KARACHI: Profit and dividend repatriation on foreign investments in Pakistan more than doubled year-on-year in the first two months of the current fiscal year, surpassing inflows of foreign direct investment (FDI), according to data released by the State Bank on Friday.
The outflow reached $593 million during July-August FY26, up 115pc or $318m from $275m in the same period last year. In contrast, FDI during the same period stood at $364m, reflecting a 22pc decline year-on-year. This means repatriated profits exceeded FDI inflows by $229m.
The increase in outflows comes amid pressure from international lenders such as the IMF and World Bank for Pakistan to allow freer movement of foreign capital, including profit repatriation.
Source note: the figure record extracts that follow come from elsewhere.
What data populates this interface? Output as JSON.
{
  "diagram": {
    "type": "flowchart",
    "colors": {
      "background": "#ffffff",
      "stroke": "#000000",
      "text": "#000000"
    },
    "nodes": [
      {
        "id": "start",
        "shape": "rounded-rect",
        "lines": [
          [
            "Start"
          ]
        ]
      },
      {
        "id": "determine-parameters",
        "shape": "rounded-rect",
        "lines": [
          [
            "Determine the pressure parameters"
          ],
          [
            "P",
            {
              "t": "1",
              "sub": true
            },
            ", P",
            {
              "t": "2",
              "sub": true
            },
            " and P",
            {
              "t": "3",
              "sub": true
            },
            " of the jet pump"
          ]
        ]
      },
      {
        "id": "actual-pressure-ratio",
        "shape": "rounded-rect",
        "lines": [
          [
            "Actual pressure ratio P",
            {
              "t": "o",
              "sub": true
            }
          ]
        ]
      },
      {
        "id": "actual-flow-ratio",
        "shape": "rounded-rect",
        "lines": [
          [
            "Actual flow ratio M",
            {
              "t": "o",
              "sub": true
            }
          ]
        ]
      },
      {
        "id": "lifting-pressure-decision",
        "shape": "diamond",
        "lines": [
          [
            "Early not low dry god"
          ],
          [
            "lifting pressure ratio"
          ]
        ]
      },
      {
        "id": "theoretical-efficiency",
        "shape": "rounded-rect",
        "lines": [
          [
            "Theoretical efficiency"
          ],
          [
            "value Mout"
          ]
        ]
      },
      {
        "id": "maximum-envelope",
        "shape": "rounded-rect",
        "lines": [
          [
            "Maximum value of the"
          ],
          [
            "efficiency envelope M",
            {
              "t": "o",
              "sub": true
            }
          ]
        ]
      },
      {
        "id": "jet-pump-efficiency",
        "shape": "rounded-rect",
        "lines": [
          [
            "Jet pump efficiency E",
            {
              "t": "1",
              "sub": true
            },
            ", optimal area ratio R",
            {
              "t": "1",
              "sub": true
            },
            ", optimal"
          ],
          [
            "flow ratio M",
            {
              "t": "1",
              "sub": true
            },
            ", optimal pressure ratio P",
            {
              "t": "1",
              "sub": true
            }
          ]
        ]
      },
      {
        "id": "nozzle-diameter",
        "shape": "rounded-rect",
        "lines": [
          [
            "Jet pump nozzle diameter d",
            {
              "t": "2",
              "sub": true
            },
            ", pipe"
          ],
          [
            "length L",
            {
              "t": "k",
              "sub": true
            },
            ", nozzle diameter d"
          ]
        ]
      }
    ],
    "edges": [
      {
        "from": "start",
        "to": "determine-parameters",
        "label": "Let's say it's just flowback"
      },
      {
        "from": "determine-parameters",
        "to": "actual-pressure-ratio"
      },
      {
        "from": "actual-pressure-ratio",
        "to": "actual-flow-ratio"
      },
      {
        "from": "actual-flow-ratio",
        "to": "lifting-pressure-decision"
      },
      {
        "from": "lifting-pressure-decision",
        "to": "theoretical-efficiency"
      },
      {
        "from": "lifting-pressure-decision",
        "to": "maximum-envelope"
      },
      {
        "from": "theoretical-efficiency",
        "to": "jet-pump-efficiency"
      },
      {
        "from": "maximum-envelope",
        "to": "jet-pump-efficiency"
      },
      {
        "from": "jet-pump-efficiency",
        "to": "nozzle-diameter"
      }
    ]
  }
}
The trend may continue in the coming months, further straining the external account.
Country-wise, China emerged as the largest recipient of repatriated profits, receiving $205.6m during the two-month period compared to just $20.5m last year. The UK received $96.5m, the Netherlands $87m, the UAE $45m, and the US $42m.
Outflows surpass FDI as outward remittances swell to $593m
Sector-wise, the power sector led with $170m in profit outflows, underlining continued foreign investor dominance in this debt-laden segment. The banking sector followed with $135m, more than double the $60m repatriated last year. According to the State Bank, local banks have posted strong profits largely by lending to the government, a trend likely to continue amid rising fiscal needs.
Telecommunications also recorded significant outflows at $66.3m, sharply up from $5.4m in the same period last year. The food sector saw $35m repatriated, roughly unchanged from the previous year.
The growing gap between foreign investment inflows and profit repatriation adds to Pakistan’s ongoing challenges in managing its balance of payments and attracting sustainable foreign capital.